Dans la petite voiture de Maselo

  • Qu’est ce que c’est?
  • Oh, j’ai dû faire la manoeuvre brusque pour éviter les bouts de verre sur la chaussée. C’était ce qui restait de l’accident d’hier soir.
  • Seigneur! Il ne se passe pas une semaine sans qu’il y ait un accident de la route. Nos routes sont trop meurtrières M. Maselo.
  • Je ne pense pas que ce soit nos routes qui sont meurtrières. Vous voulez dire que prendre la route est un piège. Je ne pense pas. Cela fait longtemps que je conduis mais je n’ai jamais eu d’accident tout simplement parce que je respecte les règles de la circulation.
  • Oui, mais tout le monde ne fait pas comme vous. Il y a dans notre pays des usagers qui ne respectent pas le code de la route. D’autres prennent le volant après avoir pris de la boisson et plein d’autres irrégularités qu’on ne compte plus.
  • Mme Gésaire, vous savez, il y en a aussi d’autres qui respectent les règles de la circulation, ils ont une tenue irréprochable mais il faut voir l’état de la voiture. On parle de carcasse ou de cercueil roulant. Faut voir. La voiture n’a plus de toit. Les roues n’ont pas les mêmes dimensions et j’en passe…
  • Vous m’étonnez. Une fois, sur la plage à Gatope, des jeunes arrivaient dans une petite voiture qu’ils ont chargée à plus de dix. Et la musique à fond.
  • C’est où déjà que je vous descends Mme Gésaire?

Solidarité étudiante: Merci Pyks de m’envoyer le SMS pour m’informer du départ du frère Nono. On était ensemble à Grenoble en plein milieu des années 80. Nono n’avait pas de bourse et il n’était pas bien. Nous, c’est-à-dire les étudiants Calédoniens (pas que les Kanak) nous nous étions réunis pour nous solidariser avec lui mais aussi avec un autre étudiant originaire de la Grande Terre qui était dans la même situation que Nono. Le frère n’a tout de même pas tenu. Il disait dans nos derniers échanges qu’il était mal. Mal de recevoir notre aide. C’était de ma chambre universitaire de Gabriel Fauré que Nono nous a dit ses paroles d’au revoir.

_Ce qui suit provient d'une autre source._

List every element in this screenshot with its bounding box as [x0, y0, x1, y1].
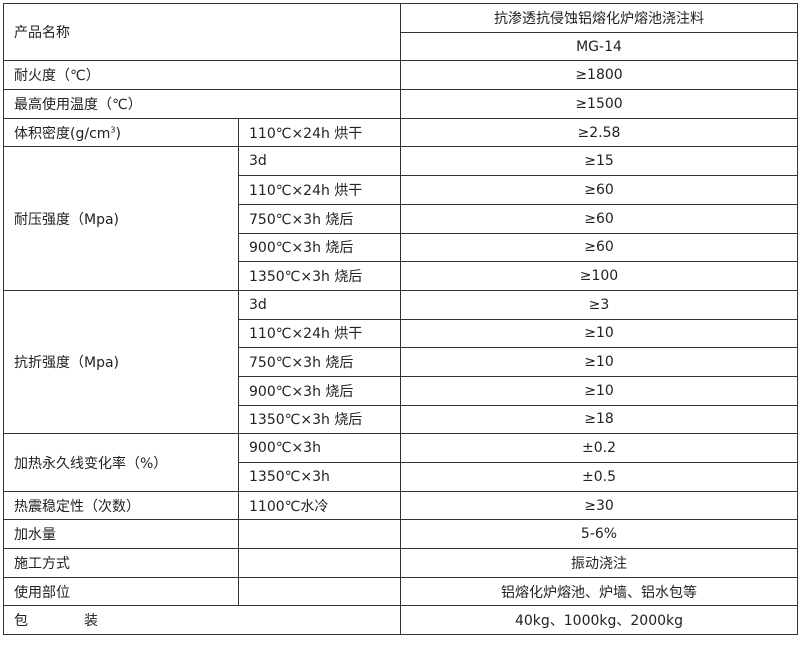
table-row: 产品名称 抗渗透抗侵蚀铝熔化炉熔池浇注料 — [3, 2, 798, 62]
row-value: 5-6% — [400, 519, 798, 550]
row-value: ≥100 — [400, 261, 798, 291]
row-condition: 1350℃×3h 烧后 — [238, 404, 401, 435]
table-row: 耐火度（℃） ≥1800 — [3, 60, 798, 91]
row-label: 体积密度(g/cm3) — [3, 117, 239, 148]
table-row: 750℃×3h 烧后 ≥60 — [4, 203, 798, 234]
row-value: 40kg、1000kg、2000kg — [400, 605, 798, 636]
table-row: 加热永久线变化率（%） 900℃×3h ±0.2 — [3, 433, 798, 492]
table-row: 900℃×3h 烧后 ≥60 — [4, 232, 798, 263]
row-condition: 3d — [238, 146, 401, 177]
empty-cell — [238, 576, 401, 607]
row-condition: 110℃×24h 烘干 — [238, 318, 401, 349]
product-name-label: 产品名称 — [3, 2, 401, 62]
row-condition: 110℃×24h 烘干 — [238, 117, 401, 148]
row-condition: 900℃×3h 烧后 — [238, 375, 401, 406]
table-row: 110℃×24h 烘干 ≥60 — [4, 175, 798, 205]
row-condition: 750℃×3h 烧后 — [238, 347, 401, 377]
table-row: 体积密度(g/cm3) 110℃×24h 烘干 ≥2.58 — [3, 117, 798, 148]
row-label: 耐火度（℃） — [3, 60, 401, 91]
row-value: ≥1800 — [400, 60, 798, 91]
row-value: 铝熔化炉熔池、炉墙、铝水包等 — [400, 576, 798, 607]
row-condition: 1350℃×3h — [238, 462, 401, 492]
row-value: ≥10 — [400, 375, 798, 406]
row-value: ≥15 — [400, 146, 798, 177]
row-value: ≥60 — [400, 175, 798, 205]
row-condition: 1350℃×3h 烧后 — [238, 261, 401, 291]
row-value: ≥2.58 — [400, 117, 798, 148]
row-value: ≥18 — [400, 404, 798, 435]
row-condition: 1100℃水冷 — [238, 490, 401, 521]
row-label: 加水量 — [3, 519, 239, 550]
table-row: 1350℃×3h 烧后 ≥100 — [4, 261, 798, 291]
row-value: ≥30 — [400, 490, 798, 521]
row-condition: 900℃×3h — [238, 433, 401, 463]
row-value: ≥10 — [400, 318, 798, 349]
row-value: 振动浇注 — [400, 548, 798, 578]
row-label: 抗折强度（Mpa) — [3, 289, 239, 435]
row-value: ±0.2 — [400, 433, 798, 463]
row-value: ±0.5 — [400, 462, 798, 492]
row-condition: 750℃×3h 烧后 — [238, 203, 401, 234]
row-label: 加热永久线变化率（%） — [3, 433, 239, 492]
table-row: 1350℃×3h 烧后 ≥18 — [4, 404, 798, 435]
table-row: 耐压强度（Mpa) 3d ≥15 — [3, 146, 798, 291]
table-row: 包 装 40kg、1000kg、2000kg — [3, 605, 798, 636]
table-row: 使用部位 铝熔化炉熔池、炉墙、铝水包等 — [3, 576, 798, 607]
row-label: 热震稳定性（次数） — [3, 490, 239, 521]
row-condition: 110℃×24h 烘干 — [238, 175, 401, 205]
product-name: 抗渗透抗侵蚀铝熔化炉熔池浇注料 — [400, 3, 798, 33]
row-label: 包 装 — [3, 605, 401, 636]
model: MG-14 — [400, 31, 798, 62]
row-value: ≥10 — [400, 347, 798, 377]
table-row: MG-14 — [4, 31, 798, 62]
table-row: 750℃×3h 烧后 ≥10 — [4, 347, 798, 377]
spec-table: 产品名称 抗渗透抗侵蚀铝熔化炉熔池浇注料 MG-14 耐火度（℃） ≥1800 … — [3, 2, 798, 636]
table-row: 施工方式 振动浇注 — [3, 548, 798, 578]
density-label-end: ) — [115, 125, 121, 142]
row-value: ≥3 — [400, 289, 798, 320]
row-label: 耐压强度（Mpa) — [3, 146, 239, 291]
empty-cell — [238, 519, 401, 550]
row-label: 最高使用温度（℃） — [3, 89, 401, 119]
row-condition: 3d — [238, 289, 401, 320]
row-value: ≥1500 — [400, 89, 798, 119]
density-sup: 3 — [110, 124, 116, 134]
empty-cell — [238, 548, 401, 578]
table-row: 加水量 5-6% — [3, 519, 798, 550]
table-row: 热震稳定性（次数） 1100℃水冷 ≥30 — [3, 490, 798, 521]
table-row: 抗折强度（Mpa) 3d ≥3 — [3, 289, 798, 435]
row-value: ≥60 — [400, 232, 798, 263]
row-value: ≥60 — [400, 203, 798, 234]
table-row: 900℃×3h 烧后 ≥10 — [4, 375, 798, 406]
row-label: 使用部位 — [3, 576, 239, 607]
density-label: 体积密度(g/cm — [14, 125, 111, 142]
row-label: 施工方式 — [3, 548, 239, 578]
row-condition: 900℃×3h 烧后 — [238, 232, 401, 263]
table-row: 最高使用温度（℃） ≥1500 — [3, 89, 798, 119]
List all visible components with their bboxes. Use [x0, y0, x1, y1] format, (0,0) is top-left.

L’autre étudiant a continué ses études et à vivre de notre solidarité estudiantine. Quelques mois avant les vacances d’été, on apprit que le frère a reçu sa bourse. En ce moment, je me revois en train de courir la branche de cerisier où j’étais perché pour rejoindre Wetris qui était venu m’annoncer la nouvelle. J’étais haut dans le ciel. Qu’on sautillait sur la pelouse en courant vers l’arrêt de bus de la résidence Ouest. Wiwish nous invitait tous au restaurant.

Quelques mois après le départ de Nono, on reçut une enveloppe de lui. Quelques billets et un mot pour nous encourager.

Époque difficile pour assurer les études… mais je ne m’étale pas sur le sujet. Même si je suis bien placé pour en parler. J’encourage plutôt nos jeunes étudiants à tenir le coup et à bien encaisser la Vie comme elle vient avec son lot de surprises. C’est cela la beauté, la beauté du Monde. C’est parce qu’on souffre, qu’on sent l’existence, la pure. « Ihengejë ekaala !* » Sinon quoi ? (*) Les pleurs de Wananathin. Traduire: « Je ne vois plus où mettre ma tête.» ici, je me permets de l’user au sens interjectif.

Wananathin est un être hermaphrodite mythique aux gros seins. Elle existait un peu partout sur l’île de Drehu. En ce moment là, elle pleurait parce que les hommes ont mis le feu dans la case où elle se trouvait. Les humains l’ont piégée. Ils l’ont attirée en déposant des bananes (son aliment de prédilection) à l’intérieur. Wananathin est aussi l’ancêtre totémique d’un clan de Drehu, Thuahaik.

Je vous glisse cette petite phrase interjective qui m’accompagne toujours quand le soleil ne venait pas. Je me rabats alors sur les petits riens. Une brindille de bois mort, un fétu de paille, une plume suspendue dans la brise… ils me retapent. Revigoré, je cours à nouveau la Vie. N’est-elle pas belle ?

Bonne lecture à vous nos jeunes étudiants qui ont quitté le pays pour apprendre à voler de vos propres ailes.